If Jesus was known for being a celebratory, feasting kind of guy, John the Baptist and the Pharisees were known for their ascetic practices. They fasted at least twice a week. So they were disgruntled to see that Jesus is out having a good time while they’re denying themselves.
Jesus’ answer to them is illuminating on many levels. First, he calls himself the bridegroom which is playing off Old Testament passages that call Yahweh the bridegroom (Isaiah 62:5; Hosea 2:19-20). In a subtle way, Jesus is making an identity statement. Second, if what he is saying about his identity is true, then the proper response is not one of fasting, but one of celebration. Who goes to a wedding and mourns? I don’t know about you, but I go to weddings, especially receptions, to have a good time! This is an image that Jesus uses to communicate what the reality of heaven is like (Matthew 22:1-14, 25:1-13).

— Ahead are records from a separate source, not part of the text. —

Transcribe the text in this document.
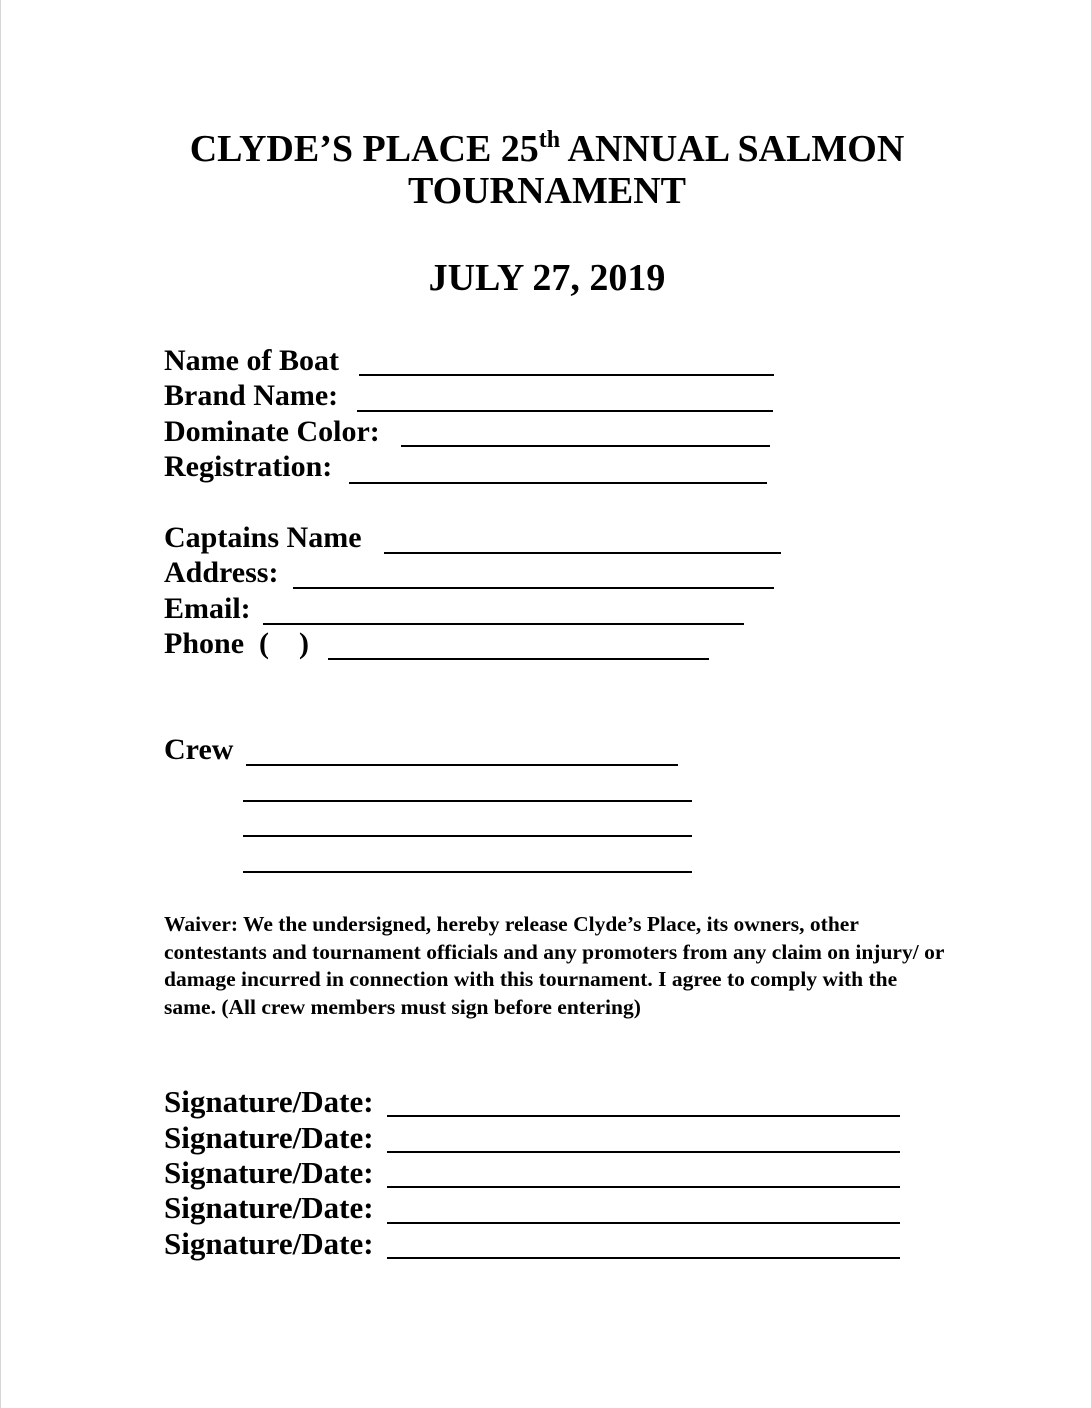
CLYDE’S PLACE 25th ANNUAL SALMON
TOURNAMENT
JULY 27, 2019
Name of Boat
Brand Name:
Dominate Color:
Registration:
Captains Name
Address:
Email:
Phone  (    )
Crew
Waiver: We the undersigned, hereby release Clyde’s Place, its owners, other contestants and tournament officials and any promoters from any claim on injury/ or damage incurred in connection with this tournament. I agree to comply with the same. (All crew members must sign before entering)
Signature/Date:
Signature/Date:
Signature/Date:
Signature/Date:
Signature/Date:
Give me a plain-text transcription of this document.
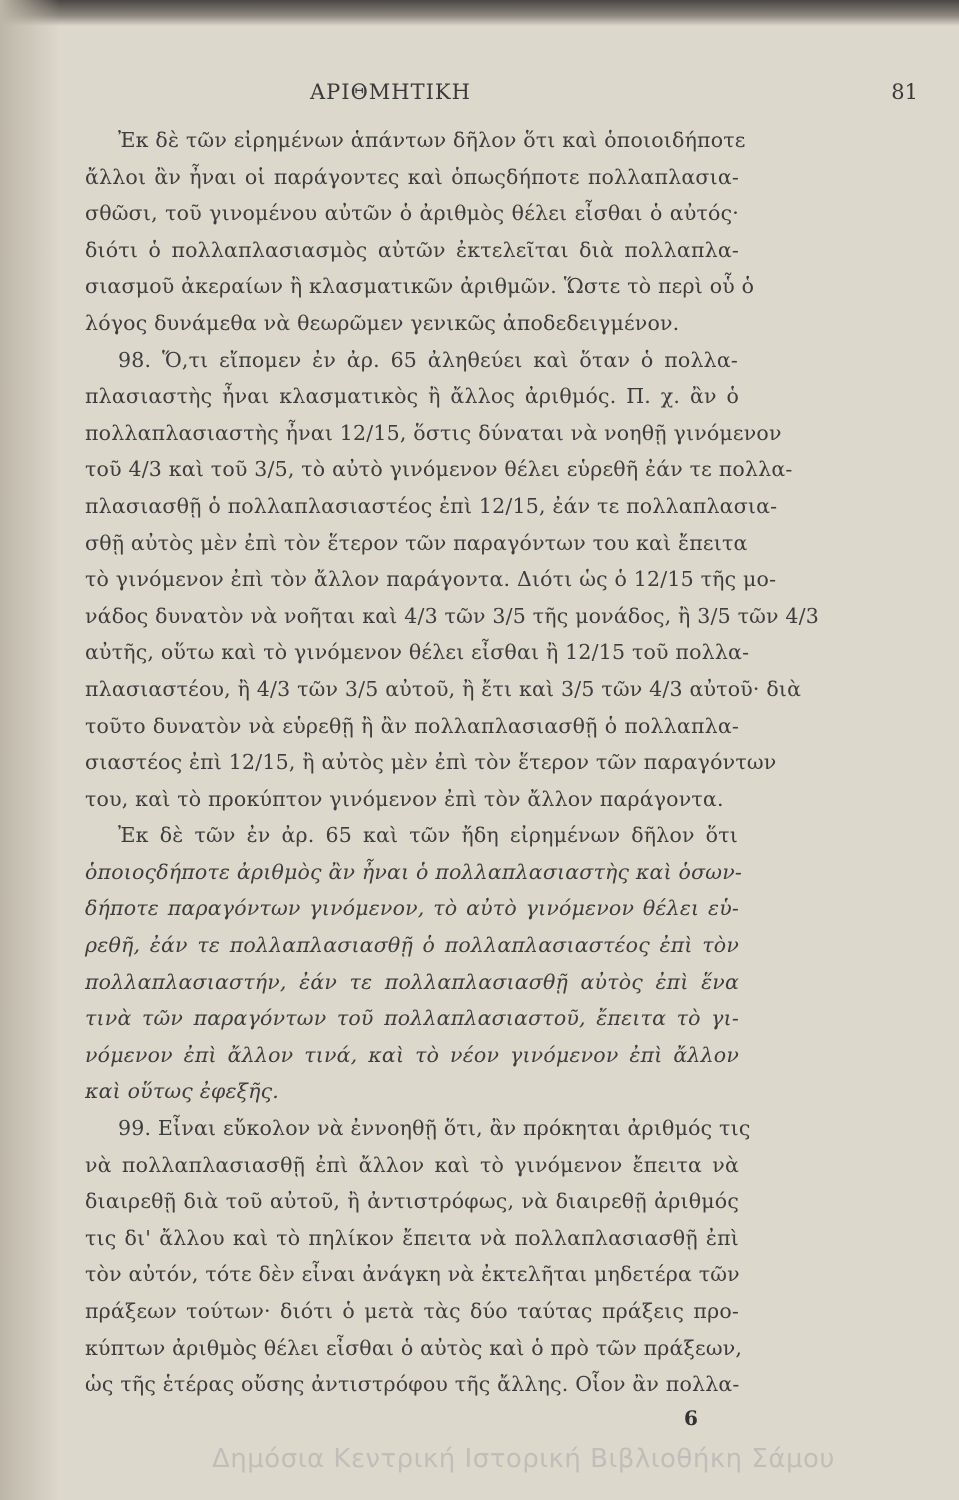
ΑΡΙΘΜΗΤΙΚΗ	81
Ἐκ δὲ τῶν εἰρημένων ἁπάντων δῆλον ὅτι καὶ ὁποιοιδήποτε
ἄλλοι ἂν ἦναι οἱ παράγοντες καὶ ὁπωςδήποτε πολλαπλασια-
σθῶσι, τοῦ γινομένου αὐτῶν ὁ ἀριθμὸς θέλει εἶσθαι ὁ αὐτός·
διότι ὁ πολλαπλασιασμὸς αὐτῶν ἐκτελεῖται διὰ πολλαπλα-
σιασμοῦ ἀκεραίων ἢ κλασματικῶν ἀριθμῶν. Ὥστε τὸ περὶ οὗ ὁ
λόγος δυνάμεθα νὰ θεωρῶμεν γενικῶς ἀποδεδειγμένον.
98. Ὅ,τι εἴπομεν ἐν ἀρ. 65 ἀληθεύει καὶ ὅταν ὁ πολλα-
πλασιαστὴς ἦναι κλασματικὸς ἢ ἄλλος ἀριθμός. Π. χ. ἂν ὁ
πολλαπλασιαστὴς ἦναι 12/15, ὅστις δύναται νὰ νοηθῇ γινόμενον
τοῦ 4/3 καὶ τοῦ 3/5, τὸ αὐτὸ γινόμενον θέλει εὑρεθῆ ἐάν τε πολλα-
πλασιασθῇ ὁ πολλαπλασιαστέος ἐπὶ 12/15, ἐάν τε πολλαπλασια-
σθῇ αὐτὸς μὲν ἐπὶ τὸν ἕτερον τῶν παραγόντων του καὶ ἔπειτα
τὸ γινόμενον ἐπὶ τὸν ἄλλον παράγοντα. Διότι ὡς ὁ 12/15 τῆς μο-
νάδος δυνατὸν νὰ νοῆται καὶ 4/3 τῶν 3/5 τῆς μονάδος, ἢ 3/5 τῶν 4/3
αὐτῆς, οὕτω καὶ τὸ γινόμενον θέλει εἶσθαι ἢ 12/15 τοῦ πολλα-
πλασιαστέου, ἢ 4/3 τῶν 3/5 αὐτοῦ, ἢ ἔτι καὶ 3/5 τῶν 4/3 αὐτοῦ· διὰ
τοῦτο δυνατὸν νὰ εὑρεθῇ ἢ ἂν πολλαπλασιασθῇ ὁ πολλαπλα-
σιαστέος ἐπὶ 12/15, ἢ αὐτὸς μὲν ἐπὶ τὸν ἕτερον τῶν παραγόντων
του, καὶ τὸ προκύπτον γινόμενον ἐπὶ τὸν ἄλλον παράγοντα.
Ἐκ δὲ τῶν ἐν ἀρ. 65 καὶ τῶν ἤδη εἰρημένων δῆλον ὅτι
ὁποιοςδήποτε ἀριθμὸς ἂν ἦναι ὁ πολλαπλασιαστὴς καὶ ὁσων-
δήποτε παραγόντων γινόμενον, τὸ αὐτὸ γινόμενον θέλει εὑ-
ρεθῆ, ἐάν τε πολλαπλασιασθῇ ὁ πολλαπλασιαστέος ἐπὶ τὸν
πολλαπλασιαστήν, ἐάν τε πολλαπλασιασθῇ αὐτὸς ἐπὶ ἕνα
τινὰ τῶν παραγόντων τοῦ πολλαπλασιαστοῦ, ἔπειτα τὸ γι-
νόμενον ἐπὶ ἄλλον τινά, καὶ τὸ νέον γινόμενον ἐπὶ ἄλλον
καὶ οὕτως ἐφεξῆς.
99. Εἶναι εὔκολον νὰ ἐννοηθῇ ὅτι, ἂν πρόκηται ἀριθμός τις
νὰ πολλαπλασιασθῇ ἐπὶ ἄλλον καὶ τὸ γινόμενον ἔπειτα νὰ
διαιρεθῇ διὰ τοῦ αὐτοῦ, ἢ ἀντιστρόφως, νὰ διαιρεθῇ ἀριθμός
τις δι' ἄλλου καὶ τὸ πηλίκον ἔπειτα νὰ πολλαπλασιασθῇ ἐπὶ
τὸν αὐτόν, τότε δὲν εἶναι ἀνάγκη νὰ ἐκτελῆται μηδετέρα τῶν
πράξεων τούτων· διότι ὁ μετὰ τὰς δύο ταύτας πράξεις προ-
κύπτων ἀριθμὸς θέλει εἶσθαι ὁ αὐτὸς καὶ ὁ πρὸ τῶν πράξεων,
ὡς τῆς ἑτέρας οὔσης ἀντιστρόφου τῆς ἄλλης. Οἷον ἂν πολλα-
6
Δημόσια Κεντρική Ιστορική Βιβλιοθήκη Σάμου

Third, Jesus foreshadows a time when he, the bridegroom, will no longer be present. That will be the time that his followers fast. In fact, the word for “taken” in verse 15 has some violent connotations. Jesus recognizes that after his death and ascension that his followers will fast to mourn his absence (and express longing for his return), and Christians did do that. They began to fast twice a week like their Jewish predecessors.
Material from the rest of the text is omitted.